Stumpfe Wortklingen statt verbaler Spitzen

BOCHUM. Kurz vor der Landtagswahl in NRW trafen sich Ministerpräsident Peer Steinbrück (SPD) und sein Herausforderer Jürgen Rüttgers (CDU) zum mittlerweile traditionell televisionären Schlagabtausch.

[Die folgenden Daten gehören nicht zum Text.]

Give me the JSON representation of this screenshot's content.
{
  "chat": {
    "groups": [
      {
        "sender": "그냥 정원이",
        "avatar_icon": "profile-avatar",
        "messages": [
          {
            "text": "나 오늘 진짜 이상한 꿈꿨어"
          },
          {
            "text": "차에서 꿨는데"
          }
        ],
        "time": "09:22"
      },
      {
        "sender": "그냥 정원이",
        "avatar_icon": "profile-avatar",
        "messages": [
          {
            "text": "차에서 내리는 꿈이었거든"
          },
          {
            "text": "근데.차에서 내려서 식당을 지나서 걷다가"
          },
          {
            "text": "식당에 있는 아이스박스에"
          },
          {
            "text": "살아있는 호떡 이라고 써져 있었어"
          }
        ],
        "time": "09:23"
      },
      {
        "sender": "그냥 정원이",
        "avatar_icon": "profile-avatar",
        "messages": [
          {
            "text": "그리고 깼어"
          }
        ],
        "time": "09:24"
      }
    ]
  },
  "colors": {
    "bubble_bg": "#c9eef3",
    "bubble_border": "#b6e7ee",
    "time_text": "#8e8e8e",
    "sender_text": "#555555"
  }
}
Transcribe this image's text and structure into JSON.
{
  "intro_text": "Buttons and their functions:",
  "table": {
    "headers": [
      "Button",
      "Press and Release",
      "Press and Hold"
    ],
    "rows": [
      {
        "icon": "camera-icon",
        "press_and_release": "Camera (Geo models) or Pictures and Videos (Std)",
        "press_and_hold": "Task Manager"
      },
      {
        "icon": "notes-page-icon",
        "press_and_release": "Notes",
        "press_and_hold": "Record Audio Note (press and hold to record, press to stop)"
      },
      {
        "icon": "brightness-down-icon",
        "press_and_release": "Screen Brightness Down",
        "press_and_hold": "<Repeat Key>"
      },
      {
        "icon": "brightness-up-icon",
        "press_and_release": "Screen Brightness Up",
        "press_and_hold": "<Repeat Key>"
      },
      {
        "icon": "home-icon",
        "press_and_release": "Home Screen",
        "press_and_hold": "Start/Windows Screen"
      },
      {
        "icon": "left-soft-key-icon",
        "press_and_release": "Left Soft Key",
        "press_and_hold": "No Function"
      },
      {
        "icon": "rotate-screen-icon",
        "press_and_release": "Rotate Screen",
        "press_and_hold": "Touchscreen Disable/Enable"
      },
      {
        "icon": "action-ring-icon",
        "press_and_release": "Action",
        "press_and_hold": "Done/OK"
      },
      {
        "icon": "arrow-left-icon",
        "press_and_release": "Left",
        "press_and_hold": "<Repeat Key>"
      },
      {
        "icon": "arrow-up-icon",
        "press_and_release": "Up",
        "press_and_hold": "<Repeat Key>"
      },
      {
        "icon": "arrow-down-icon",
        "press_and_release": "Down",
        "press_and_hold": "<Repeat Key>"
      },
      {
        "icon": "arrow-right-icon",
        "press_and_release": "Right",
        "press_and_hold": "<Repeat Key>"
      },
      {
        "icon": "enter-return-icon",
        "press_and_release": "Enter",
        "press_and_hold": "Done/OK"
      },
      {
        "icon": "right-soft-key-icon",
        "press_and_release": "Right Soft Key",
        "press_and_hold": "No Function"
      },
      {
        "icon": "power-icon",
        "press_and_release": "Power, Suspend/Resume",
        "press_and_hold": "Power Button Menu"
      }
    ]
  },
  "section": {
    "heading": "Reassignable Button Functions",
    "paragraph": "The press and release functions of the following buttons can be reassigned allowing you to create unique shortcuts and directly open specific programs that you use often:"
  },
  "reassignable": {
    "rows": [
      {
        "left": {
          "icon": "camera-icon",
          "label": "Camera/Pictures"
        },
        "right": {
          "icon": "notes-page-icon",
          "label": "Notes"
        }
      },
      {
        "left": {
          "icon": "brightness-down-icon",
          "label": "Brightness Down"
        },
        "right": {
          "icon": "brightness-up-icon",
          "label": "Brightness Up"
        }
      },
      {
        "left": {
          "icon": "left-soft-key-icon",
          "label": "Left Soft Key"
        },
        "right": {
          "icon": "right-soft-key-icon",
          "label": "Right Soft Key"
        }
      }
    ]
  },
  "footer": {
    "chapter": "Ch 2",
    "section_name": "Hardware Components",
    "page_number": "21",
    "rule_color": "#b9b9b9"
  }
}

Wer ist bloß auf die Idee gekommen, dieses Fernseh-"Duell" (ZDF und WDR) in die Bochumer Jahrhunderthalle zu verlegen? Einsam muss ihnen zumute gewesen sein, den vier Menschen im lohengrinblau ausgeleuchteten Saal, der zum Flugzeugbau allemal besser geeignet ist. So richtig wohl scheinen sich Amtsinhaber und -anwärter zunächst auch nicht zu fühlen: die Mienen weitgehend starr, manchmal ein verzogenes Lächeln, Handflächen auf die Tischplatten gelegt. Hin und wieder verschränken sich die Finger, mal wird eine zaghafte Armbewegung angedeutet. Vorwiegend aber ist diese Stunde Rederei eine Studie in Starrheit. Die einzige Bewegung kommt von der Kamera, die sich in hitchcockartigen Schwenks - ohne Schnitt von der Ganztotalen zur Großaufnahme - in der gigantischen Leere gefällt. Beeindruckend, aber weitgehend sinnfrei. Die Dramaturgie eines gemischten Doppels - hier Frager, dort Befragte - lässt sich damit nur schwerlich aufpeppen. Für die Dialoge, tausend Mal geführt, tausend Mal kaum was passiert, bedeutet dies nicht wirklich einen Spannungszuwachs. Die Hiebe bleiben sanft und vorhersehbar. Man kann sich des Eindrucks nicht erwehren, als wollten sich Steinbrück und Rüttgers gar nicht so richtig beharken, trotz sorgenfaltigen Nachfragens von Jörg Schönenborn und schmolligen Kokettierens seitens Maybritt Illners. Leidenschaft, Charisma gar - das sind dem oberlehrerhaften Rüttgers mit seinen Zettelkasten-Attacken sowie dem aus Hamburg importierten NRW-Gastarbeiter Steinbrück, dem die rheinisch singende Diktion seines Herausforderers herkunftsbedingt vollkommen abgeht, fremde Eigenschaften. Zwei graue Herren, die dem Fernsehzuschauer zu abendlicher Stunde die Zeit stehlen. Allerdings - selber schuld, wer so naiv ist, etwas Aufregendes zu erwarten. Die Argumente und Gegenargumente, spitzzüngig und nicht immer ganz stammelfrei formuliert, locken weder die Unentschiedenen aus der Reserve noch die zaudernden Wechselwähler ins rechte oder linke Lager.Kokettieren mit möglichen Katastrophen

Ein Duell, soviel wird schon nach zehn Minuten deutlich, liefern sich die beiden Politiker nicht. Man demonstriert Souveränität, überbietet sich an Charme und Humor, wahrt Façon und Fassade, kokettiert mit der möglichen Katastrophe ("Wenn wir die Wahl verlieren würden - ich lass mich mal auf dieses Szenario ein entgegen allen Überzeugungen..."). Kein Satz fällt, der das Zeug dazu hätte, in den Zitatenschatz politischen Geistreichtums einzugehen. Statt verbaler Spitzen ritzt man sich mit vom häufigen Gebrauch stumpfen Wortklingen: eine Million Arbeitslose, Rekordverschuldung des Landes, Unterrichtsausfall an den Schulen - das verdächtig Übliche. Doch jeder Vor- und Einwurf wird sofort retourniert; keiner lässt etwas auf sich sitzen, das gehört zum Spiel, und wer gegen die Regel der obligaten Widerworte verstößt, hat sowieso schon verloren. Sieger des Duells ist übrigens Peer Steinbrück. 47 von spontan befragten 100 Zuschauern hielten ihn für glaubwürdiger; nur etwa 30 sagten das von Jürgen Rüttgers. Aber was will das schon heißen? Bis Sonntag läuft noch viel Wasser den Rhein hinunter.